Kurosawa's No Regrets for Our Youth (1946)

I haven't seen any of Kurosawa's films made during WWII but No Regrets for Our Youth, made just after the war, is an interesting film.  We know Kurosawa in this country for The Seven Samurai (1954) and that one-time favorite of college students Rashomon (1950) -- truth is subjective! -- and in one's rush to discard him after one has learned about the sublime and subtle films of Mizoguchi and Ozu it should not be forgotten that he did make a variety of other films. 

No Regrets for Our Youth stars Setsuko Hara, who made 67 movies before her seven films with Ozu (I wrote about Tokyo Story in November of last year) in the fifties and sixties and then retired in 1963 at the age of 43; she died last year at the age of 95.  She is as lovely in the Kurosawa film as in the better-known Ozu films but has a very different kind of role.  Her character joins the university protests against the invasion of Manchuria in 1932 and her father, a professor, is fired.  Although she is in love with another protester she wants to be independent and moves from the country to Tokyo to get a job.  After three years in Tokyo she finds out that her lover is there and after much hesitation goes to see him and immediately moves in with him.  She knows he is involved in some shady dealings but Kurosawa never reveals what they are (though the basis for the character was a Soviet spy), as Hara's lover is arrested and dies in jail under suspicious circumstance.  She goes to visit her lover's parents in the country, where they are scorned because of their son, and gradually wins then over, staying to help them with their rice crop.

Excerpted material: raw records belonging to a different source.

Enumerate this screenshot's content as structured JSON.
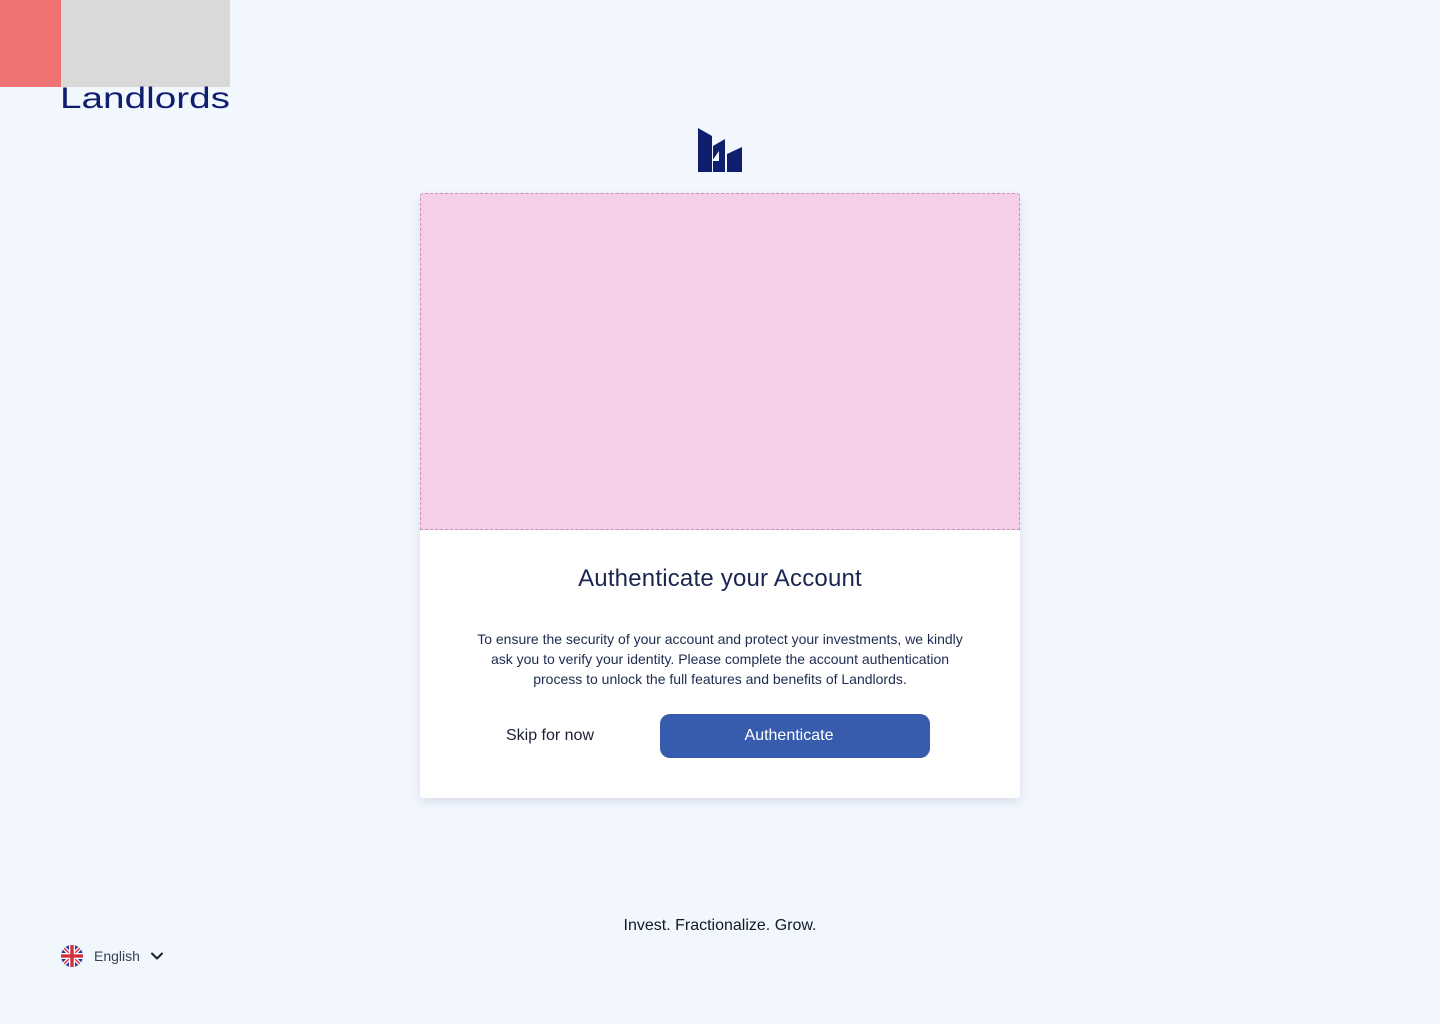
{
  "brand": {
    "wordmark": "Landlords",
    "logo_icon": "landlords-emblem-icon",
    "colors": {
      "navy": "#0f1f6e",
      "accent_red": "#f07373",
      "placeholder_gray": "#d9d9d9"
    }
  },
  "card": {
    "media_color": "#f5cfe9",
    "title": "Authenticate your Account",
    "body": "To ensure the security of your account and protect your investments, we kindly ask you to verify your identity. Please complete the account authentication process to unlock the full features and benefits of Landlords.",
    "skip_label": "Skip for now",
    "authenticate_label": "Authenticate",
    "primary_color": "#375bad"
  },
  "footer": {
    "tagline": "Invest. Fractionalize. Grow.",
    "language": {
      "label": "English",
      "icon": "uk-flag-icon",
      "dropdown_icon": "chevron-down-icon"
    }
  }
}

At the beginning of the film nature is idyllic and to be enjoyed, but after the war it is harsh and needs to be tamed, even the wind in the trees sounds vaguely sinister.  Setsuko Hara plays a struggling and hesitant character, unsure of her place until she finds it, at least temporarily, in the rice fields. The replanting of the rice fields that neighbors have destroyed because of the son's crimes becomes a metaphor for the rebuilding, physically and emotionally, of Japan after the war.